In exhibitions between 2010 and 2017—at Lesley Heller, Spanierman Modern, Galerie Gris and Gerald Peters (New York), Zolla/Lieberman (Chicago), and Mayor Gallery (London)—Davis extended the complexity of her themes and abstract syntaxes. Her proliferating forms—seemingly drawn from microscopic and macroscopic realms (cells, roads, maps, city grids, geographic fault lines), as well as the mechanical world of circuits and motherboards—charted concepts encompassing the urban experience of space and time, the fragmentation of contemporary life, and the diverse, intersecting strands of identity. Critics described them as "haphazardly rendered topographies or warped atlas pages" delicately balanced between organic chaos and linear order, whose titles (e.g., Psychopathic Territory and Psychotropic Turf, both 2015) undermined their reliability as maps. Joan Waltemath suggested these ideas were offset by humor and irreverence, expressed through Davis's use of outline as a kind of doodling gesture in works such as Flim Flam Plan (2015).

Reviews identified a deliberate, increasingly unstable quality of collapse or collision in the paintings in Davis's show "All Shook Up" (Pamela Salisbury, 2020). Its fifteen vertically oriented, vibrant works combined warped and decomposing grids, puzzle-like shapes, abutting planes and linear bands, placed in off-balance, syncopated rhythms and depthless space. Critics such as John Yau and Karen Wilkin suggested that their visual schemas and intentionally elusive titles (Registered Impersonation, 2020; Captious Computation, 2019) summoned a range of contradictory associations—natural to man-made, ephemeral and organic to technological—as well as allusions to corporate and governmental intrusion into private life. Yau wrote, "the artist’s ability to call forth the invisible world, in which we are constantly leaving traces of our presence, injects an unexpected and much-needed jolt into abstraction"; Wilkin suggested the paintings evoked "the long views inherent in mapping and the intimacy of textiles."

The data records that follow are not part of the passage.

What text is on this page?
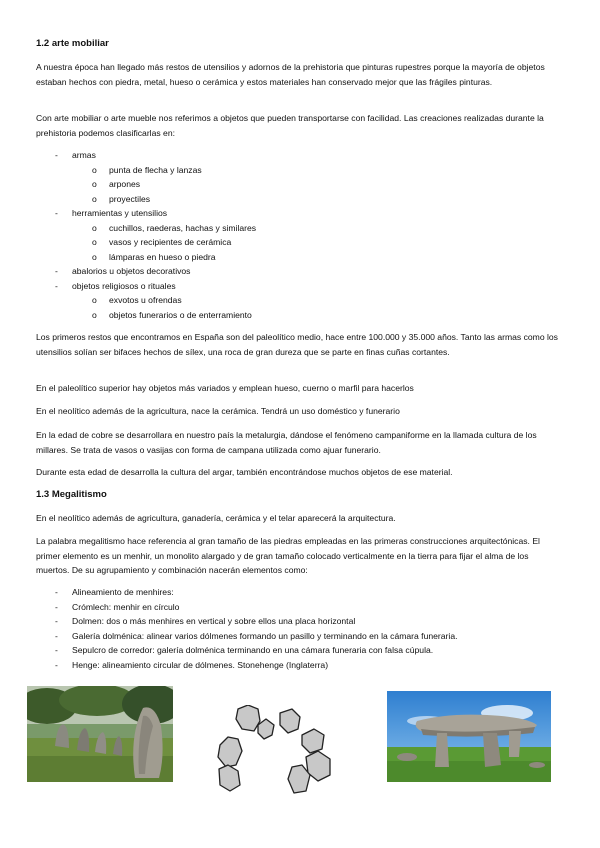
1.2 arte mobiliar
A nuestra época han llegado más restos de utensilios y adornos de la prehistoria que pinturas rupestres porque la mayoría de objetos estaban hechos con piedra, metal, hueso o cerámica y estos materiales han conservado mejor que las frágiles pinturas.
Con arte mobiliar o arte mueble nos referimos a objetos que pueden transportarse con facilidad. Las creaciones realizadas durante la prehistoria podemos clasificarlas en:
- armas
o punta de flecha y lanzas
o arpones
o proyectiles
- herramientas y utensilios
o cuchillos, raederas, hachas y similares
o vasos y recipientes de cerámica
o lámparas en hueso o piedra
- abalorios u objetos decorativos
- objetos religiosos o rituales
o exvotos u ofrendas
o objetos funerarios o de enterramiento
Los primeros restos que encontramos en España son del paleolítico medio, hace entre 100.000 y 35.000 años. Tanto las armas como los utensilios solían ser bifaces hechos de sílex, una roca de gran dureza que se parte en finas cuñas cortantes.
En el paleolítico superior hay objetos más variados y emplean hueso, cuerno o marfil para hacerlos
En el neolítico además de la agricultura, nace la cerámica. Tendrá un uso doméstico y funerario
En la edad de cobre se desarrollara en nuestro país la metalurgia, dándose el fenómeno campaniforme en la llamada cultura de los millares. Se trata de vasos o vasijas con forma de campana utilizada como ajuar funerario.
Durante esta edad de desarrolla la cultura del argar, también encontrándose muchos objetos de ese material.
1.3 Megalitismo
En el neolítico además de agricultura, ganadería, cerámica y el telar aparecerá la arquitectura.
La palabra megalitismo hace referencia al gran tamaño de las piedras empleadas en las primeras construcciones arquitectónicas. El primer elemento es un menhir, un monolito alargado y de gran tamaño colocado verticalmente en la tierra para fijar el alma de los muertos. De su agrupamiento y combinación nacerán elementos como:
- Alineamiento de menhires:
- Crómlech: menhir en círculo
- Dolmen: dos o más menhires en vertical y sobre ellos una placa horizontal
- Galería dolménica: alinear varios dólmenes formando un pasillo y terminando en la cámara funeraria.
- Sepulcro de corredor: galería dolménica terminando en una cámara funeraria con falsa cúpula.
- Henge: alineamiento circular de dólmenes. Stonehenge (Inglaterra)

==Awards and public collections==
Davis has received a Guggenheim Fellowship (2022) and awards from the Pollock-Krasner Foundation, New York Foundation for the Arts, Louis Comfort Tiffany Foundation, Bronx Museum of the Arts, National Endowment for the Arts, and Mid-Atlantic Arts Foundation, among others. She was named a member of the American Academy of Arts and Letters in 2021 and an academician of the National Academy of Design in 2017. She has been awarded artist residencies at Yaddo, Dora Maar House (Brown Foundation/Museum of Fine Arts, Houston), Siena Arts Institute (Italy), and MacDowell.

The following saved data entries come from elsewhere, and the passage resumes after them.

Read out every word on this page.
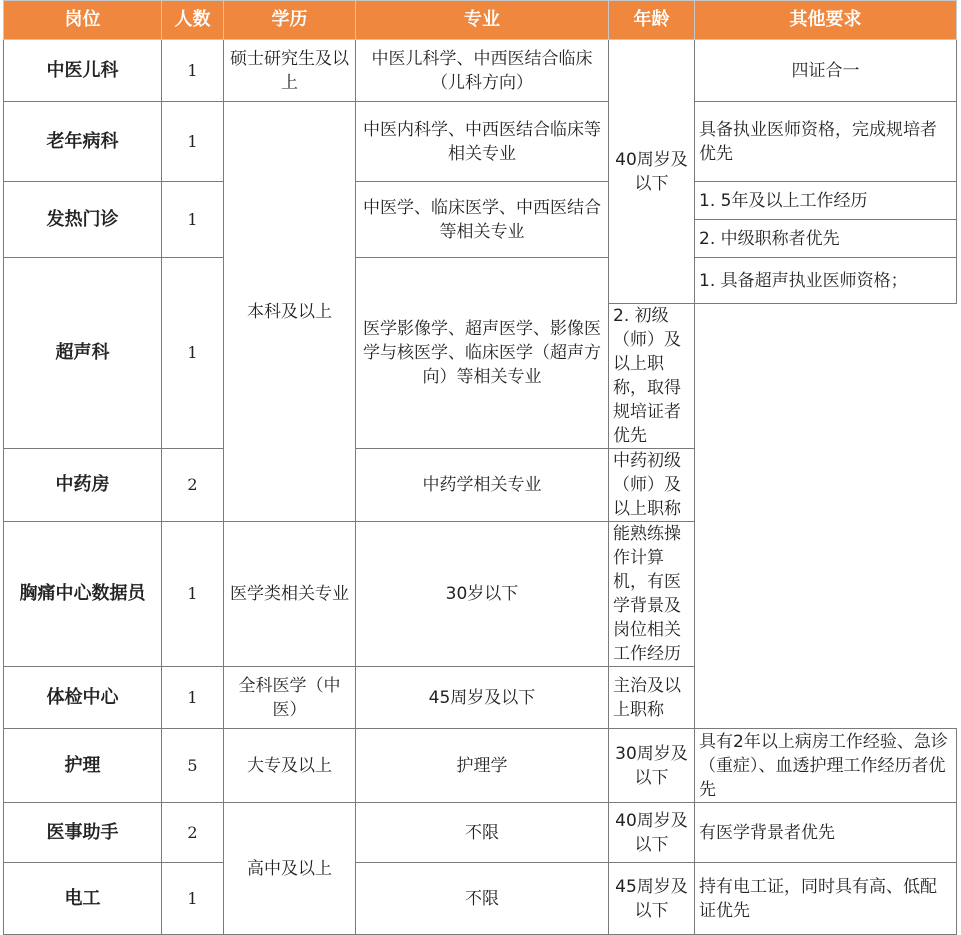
岗位	人数	学历	专业	年龄	其他要求
中医儿科	1	硕士研究生及以上	中医儿科学、中西医结合临床（儿科方向）	40周岁及以下	四证合一
老年病科	1	本科及以上	中医内科学、中西医结合临床等相关专业		具备执业医师资格，完成规培者优先
发热门诊	1		中医学、临床医学、中西医结合等相关专业		1. 5年及以上工作经历
					2. 中级职称者优先
超声科	1		医学影像学、超声医学、影像医学与核医学、临床医学（超声方向）等相关专业		1. 具备超声执业医师资格；
				2. 初级（师）及以上职称，取得规培证者优先	
中药房	2		中药学相关专业	中药初级（师）及以上职称	
胸痛中心数据员	1	医学类相关专业	30岁以下	能熟练操作计算机，有医学背景及岗位相关工作经历	
体检中心	1	全科医学（中医）	45周岁及以下	主治及以上职称	
护理	5	大专及以上	护理学	30周岁及以下	具有2年以上病房工作经验、急诊（重症）、血透护理工作经历者优先
医事助手	2	高中及以上	不限	40周岁及以下	有医学背景者优先
电工	1		不限	45周岁及以下	持有电工证，同时具有高、低配证优先
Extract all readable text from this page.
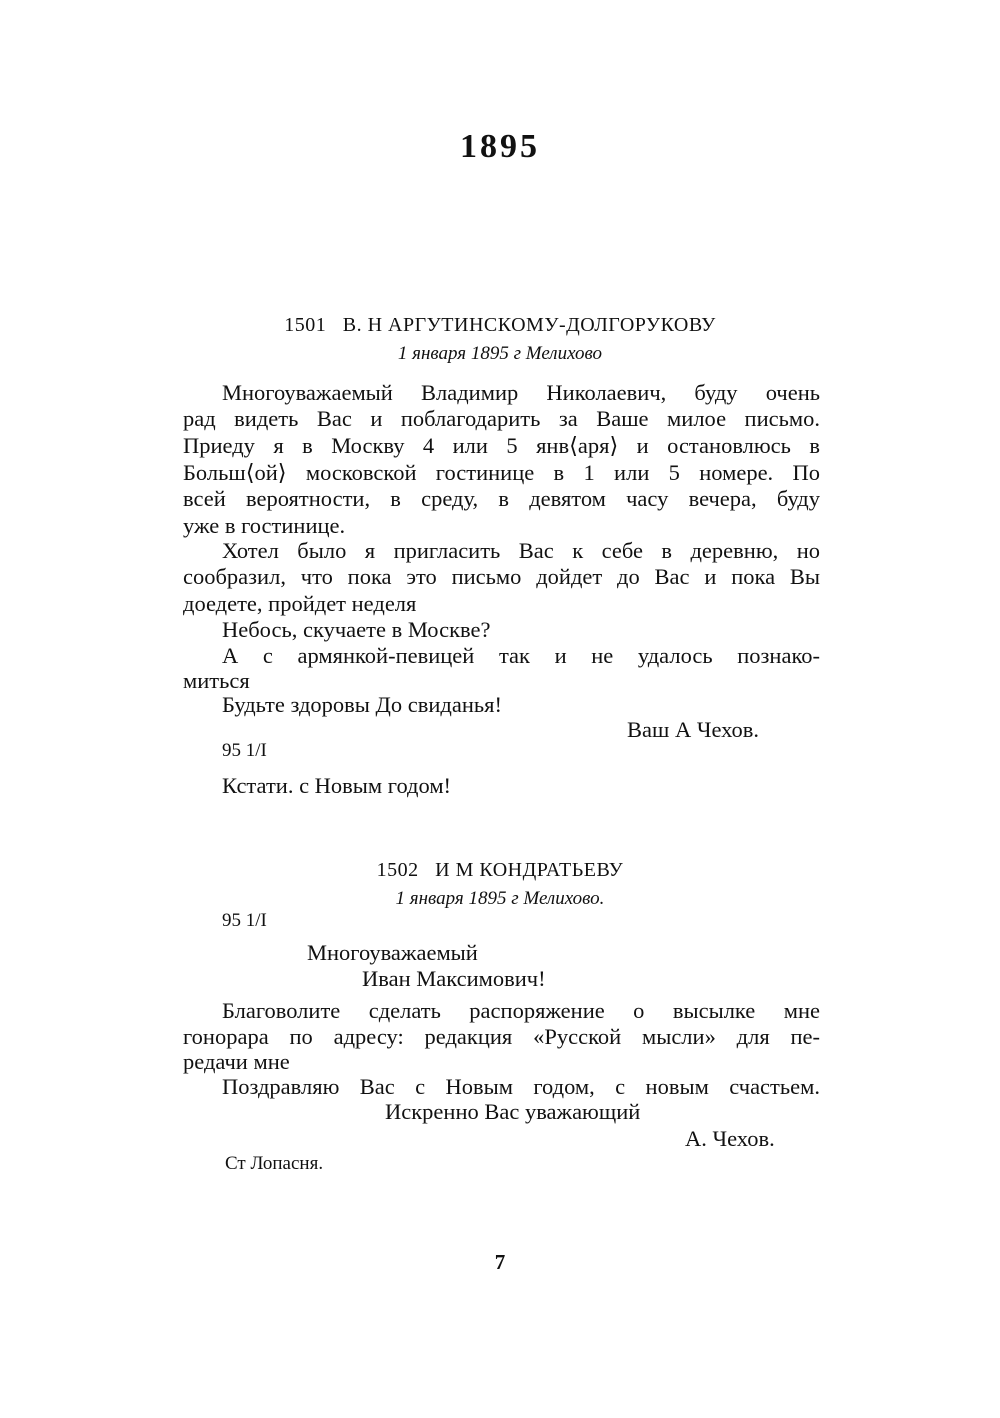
1895
1501 В. Н АРГУТИНСКОМУ-ДОЛГОРУКОВУ
1 января 1895 г Мелихово
Многоуважаемый Владимир Николаевич, буду очень
рад видеть Вас и поблагодарить за Ваше милое письмо.
Приеду я в Москву 4 или 5 янв⟨аря⟩ и остановлюсь в
Больш⟨ой⟩ московской гостинице в 1 или 5 номере. По
всей вероятности, в среду, в девятом часу вечера, буду
уже в гостинице.
Хотел было я пригласить Вас к себе в деревню, но
сообразил, что пока это письмо дойдет до Вас и пока Вы
доедете, пройдет неделя
Небось, скучаете в Москве?
А с армянкой-певицей так и не удалось познако-
миться
Будьте здоровы До свиданья!
Ваш А Чехов.
95 1/I
Кстати. с Новым годом!
1502 И М КОНДРАТЬЕВУ
1 января 1895 г Мелихово.
95 1/I
Многоуважаемый
Иван Максимович!
Благоволите сделать распоряжение о высылке мне
гонорара по адресу: редакция «Русской мысли» для пе-
редачи мне
Поздравляю Вас с Новым годом, с новым счастьем.
Искренно Вас уважающий
А. Чехов.
Ст Лопасня.
7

Her work belongs to the public collections of the Museum of Modern Art, Philadelphia Museum of Art, Fine Arts Museums of San Francisco, J. Paul Getty Museum, Montclair Art Museum, National Museum of Women in the Arts, New York Public Library, Rose Art Museum, Schomburg Center for Research in Black Culture, Sheldon Museum of Art, Victoria and Albert Museum, and the U.S. Department of State, as well as to corporate, university and college collections.

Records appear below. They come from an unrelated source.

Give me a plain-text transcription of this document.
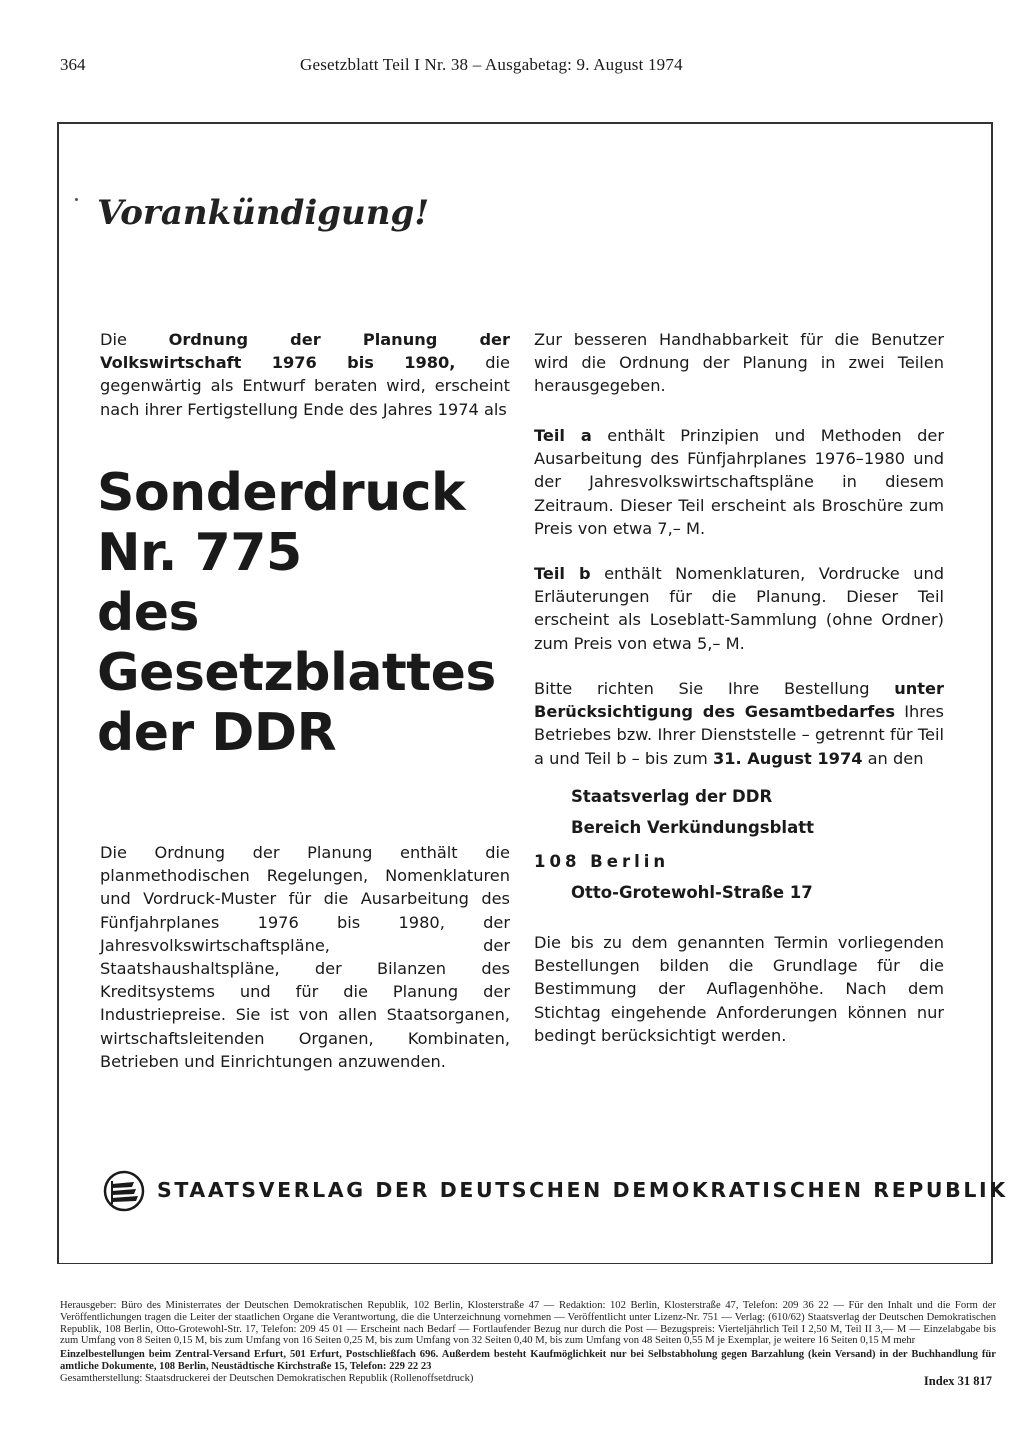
364	Gesetzblatt Teil I Nr. 38 – Ausgabetag: 9. August 1974
Vorankündigung!
Die Ordnung der Planung der Volkswirtschaft 1976 bis 1980, die gegenwärtig als Entwurf beraten wird, erscheint nach ihrer Fertigstellung Ende des Jahres 1974 als
Sonderdruck
Nr. 775
des
Gesetzblattes
der DDR
Die Ordnung der Planung enthält die planmethodischen Regelungen, Nomenklaturen und Vordruck-Muster für die Ausarbeitung des Fünfjahrplanes 1976 bis 1980, der Jahresvolkswirtschaftspläne, der Staatshaushaltspläne, der Bilanzen des Kreditsystems und für die Planung der Industriepreise. Sie ist von allen Staatsorganen, wirtschaftsleitenden Organen, Kombinaten, Betrieben und Einrichtungen anzuwenden.
Zur besseren Handhabbarkeit für die Benutzer wird die Ordnung der Planung in zwei Teilen herausgegeben.
Teil a enthält Prinzipien und Methoden der Ausarbeitung des Fünfjahrplanes 1976–1980 und der Jahresvolkswirtschaftspläne in diesem Zeitraum. Dieser Teil erscheint als Broschüre zum Preis von etwa 7,– M.
Teil b enthält Nomenklaturen, Vordrucke und Erläuterungen für die Planung. Dieser Teil erscheint als Loseblatt-Sammlung (ohne Ordner) zum Preis von etwa 5,– M.
Bitte richten Sie Ihre Bestellung unter Berücksichtigung des Gesamtbedarfes Ihres Betriebes bzw. Ihrer Dienststelle – getrennt für Teil a und Teil b – bis zum 31. August 1974 an den
Staatsverlag der DDR
Bereich Verkündungsblatt
108 Berlin
Otto-Grotewohl-Straße 17
Die bis zu dem genannten Termin vorliegenden Bestellungen bilden die Grundlage für die Bestimmung der Auflagenhöhe. Nach dem Stichtag eingehende Anforderungen können nur bedingt berücksichtigt werden.
STAATSVERLAG DER DEUTSCHEN DEMOKRATISCHEN REPUBLIK
Herausgeber: Büro des Ministerrates der Deutschen Demokratischen Republik, 102 Berlin, Klosterstraße 47 — Redaktion: 102 Berlin, Klosterstraße 47, Telefon: 209 36 22 — Für den Inhalt und die Form der Veröffentlichungen tragen die Leiter der staatlichen Organe die Verantwortung, die die Unterzeichnung vornehmen — Veröffentlicht unter Lizenz-Nr. 751 — Verlag: (610/62) Staatsverlag der Deutschen Demokratischen Republik, 108 Berlin, Otto-Grotewohl-Str. 17, Telefon: 209 45 01 — Erscheint nach Bedarf — Fortlaufender Bezug nur durch die Post — Bezugspreis: Vierteljährlich Teil I 2,50 M, Teil II 3,— M — Einzelabgabe bis zum Umfang von 8 Seiten 0,15 M, bis zum Umfang von 16 Seiten 0,25 M, bis zum Umfang von 32 Seiten 0,40 M, bis zum Umfang von 48 Seiten 0,55 M je Exemplar, je weitere 16 Seiten 0,15 M mehr
Einzelbestellungen beim Zentral-Versand Erfurt, 501 Erfurt, Postschließfach 696. Außerdem besteht Kaufmöglichkeit nur bei Selbstabholung gegen Barzahlung (kein Versand) in der Buchhandlung für amtliche Dokumente, 108 Berlin, Neustädtische Kirchstraße 15, Telefon: 229 22 23
Gesamtherstellung: Staatsdruckerei der Deutschen Demokratischen Republik (Rollenoffsetdruck)	Index 31 817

==Other professional activities==
Davis has written essays on art and culture for Artforum, Artcritical and The Brooklyn Rail. Her topics have included blackness, feminist imagery, the artists Robert Reed and Niccolò di Pietro, the Dana Schutz painting Open Casket, and what she termed "Neo-Romanticism" in young artists' work. Her essay, "Towards a More Fluid Definition of Blackness" (2016), examined the art-world racial divide and constraints on the expression of black experience, including expectations that the work of black artists should embody overtly political representations of blackness.

Davis has curated exhibitions at Lesley Heller, the Hunter College Times Square Gallery (with Susan Crile), and Gerald Peters.
The latter exhibition, "Representing Rainbows" (2016), was inspired by a 2014 article she wrote regarding the increasing appearance and meaning of rainbows—both a cliché symbol and a sublime phenomenon—in student work.